Il simpatico consente l’attivazione dell’azione e prepara l’organismo a risposte di emergenza con un aumento del battito cardiaco, uno spostamento del sangue verso i muscoli ed un aumento del respiro con dispendio di energia.

Il parasimpatico consente l’attivazione delle funzioni del riposo e del recupero energetico, controbilanciando gli effetti del simpatico, rallentando i battiti cardiaci, spostando il sangue verso il tratto digerente, stimolando la peristalsi e aumentando le secrezioni digestive con recupero di energia.

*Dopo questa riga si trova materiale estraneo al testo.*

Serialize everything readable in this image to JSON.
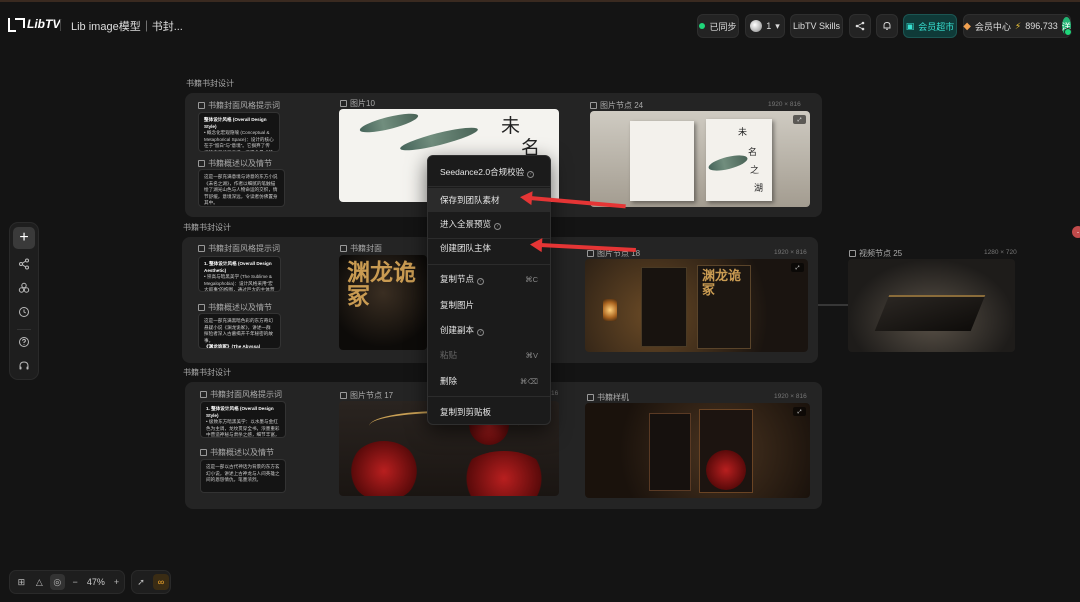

Se i due sistemi lavorano simultaneamente i loro effetti si sommano scaricandosi l’uno sull’altro e viene a mancare il rimbalzo, ovvero il completamento della scarica del simpatico, con cui l’attività del medesimo si riduce, con aumento dell’attività del parasimpatico e viceversa. Si crea in questo modo un nodo simpatico/parasimpatico, che assume le dimensioni e le caratteristiche di un vero e proprio nodo emotivo.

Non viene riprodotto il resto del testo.